Jute statt Plastik. Der Slogan aus den 1980er Jahren ist im Alltag längst vergessen, für die Automobilindustrie hat er aber durchaus noch gewisse Bedeutung. Faserige Pflanzenarten stehen bei Autoentwicklern ganz oben auf der Wunschliste alternativer Materialien: zum Beispiel Hanf, Sisal, Flachs oder Banane. Mit solchen Naturmaterialien wollen sie inzwischen nicht mehr nur Kunststoffe ersetzen, auch der altbewährte Autowerkstoff Stahl könnte in Zukunft Konkurrenz aus der Botanik bekommen.

Dabei haben die Ingenieure keineswegs eine neue Liebe zur Natur entdeckt. Handfeste Argumente stecken hinter dem Ökotrend in der Werkstoffforschung, vor allem die Einsparung von Kosten und Gewicht.
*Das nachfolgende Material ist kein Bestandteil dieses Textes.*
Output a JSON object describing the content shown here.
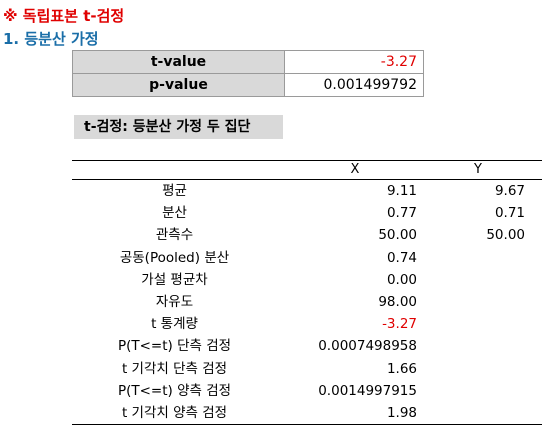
{
  "title": "※ 독립표본 t-검정",
  "subtitle": "1. 등분산 가정",
  "summary": {
    "t_label": "t-value",
    "t_value": "-3.27",
    "p_label": "p-value",
    "p_value": "0.001499792"
  },
  "section_header": "t-검정: 등분산 가정 두 집단",
  "results": {
    "col_x": "X",
    "col_y": "Y",
    "rows": [
      {
        "label": "평균",
        "x": "9.11",
        "y": "9.67"
      },
      {
        "label": "분산",
        "x": "0.77",
        "y": "0.71"
      },
      {
        "label": "관측수",
        "x": "50.00",
        "y": "50.00"
      },
      {
        "label": "공동(Pooled) 분산",
        "x": "0.74",
        "y": ""
      },
      {
        "label": "가설 평균차",
        "x": "0.00",
        "y": ""
      },
      {
        "label": "자유도",
        "x": "98.00",
        "y": ""
      },
      {
        "label": "t 통계량",
        "x": "-3.27",
        "y": ""
      },
      {
        "label": "P(T<=t) 단측 검정",
        "x": "0.0007498958",
        "y": ""
      },
      {
        "label": "t 기각치 단측 검정",
        "x": "1.66",
        "y": ""
      },
      {
        "label": "P(T<=t) 양측 검정",
        "x": "0.0014997915",
        "y": ""
      },
      {
        "label": "t 기각치 양측 검정",
        "x": "1.98",
        "y": ""
      }
    ]
  },
  "colors": {
    "title": "#e00000",
    "subtitle": "#1a6ea8",
    "negative": "#e00000",
    "header_fill": "#d9d9d9"
  }
}
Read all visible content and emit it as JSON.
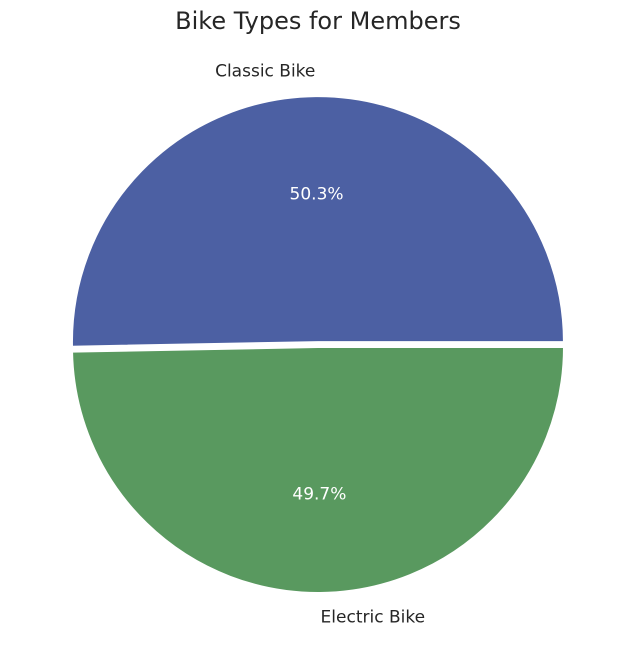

In der C-Klasse von Mercedes-Benz stecken beispielsweise heute schon 76 Bauteile aus nachwachsenden Rohstoffen, die den gleichen Qualitätsanforderungen wie Kunststoffteile entsprechen sollen. "Damit wurde der Einsatz von Naturmaterialien gegenüber dem Vorgängermodell um 55 Prozent erhöht", heißt es aus Stuttgart.

Mercedes-Benz war vor 20 Jahren einer der ersten Autohersteller, der mit Naturfasern experimentierte. Bei den Türverkleidungen der damaligen E-Klasse (Modellreihe 210) ersetzte er Kunststoff durch Fasermatten aus Flachs und Sisal, die unter Hochdruck geformt und durch ein Bindemittel stabilisiert wurden. Rund 350 Tonnen der beiden Naturfasern wurden auf diese Weise jährlich für Mercedes-Benz verarbeitet.

In den folgenden Jahren ging die Verwendung nachwachsender Rohstoffe allerdings unter dem Druck der Kunststofflobby wieder zurück, bis ein neuer Trend die Automobilindustrie erfasste: Leichtbau. Seit die Europäische Kommission den Kohlendioxidausstoß – und damit auch den Spritverbrauch – der Neuwagen limitiert, ringen die Entwickler buchstäblich um jedes Gramm, das den Autos zu einer besseren Verbrauchsbilanz verhilft. So rückten auch die leichten Biomaterialien wieder in den Blick, denn Bauteile aus Naturfaserwerkstoffen sind zwischen 20 und 50 Prozent leichter als Kunststoff-Spritzgussteile.

Freude am Kenaf

Hibiscus cannabinus heißt die Pflanze, von der zurzeit fast alle Werkstoffexperten schwärmen. Besser bekannt ist sie als Kenaf. Das tropische Gewächs aus der Gattung der Malven ist in Bangladesch, Thailand, Indien und Teilen Chinas zu finden. Aus dem Bast seiner bis zu vier Meter hohen Stängel werden besonders feine Fasern gewonnen, die leicht und zugleich sehr stabil sind.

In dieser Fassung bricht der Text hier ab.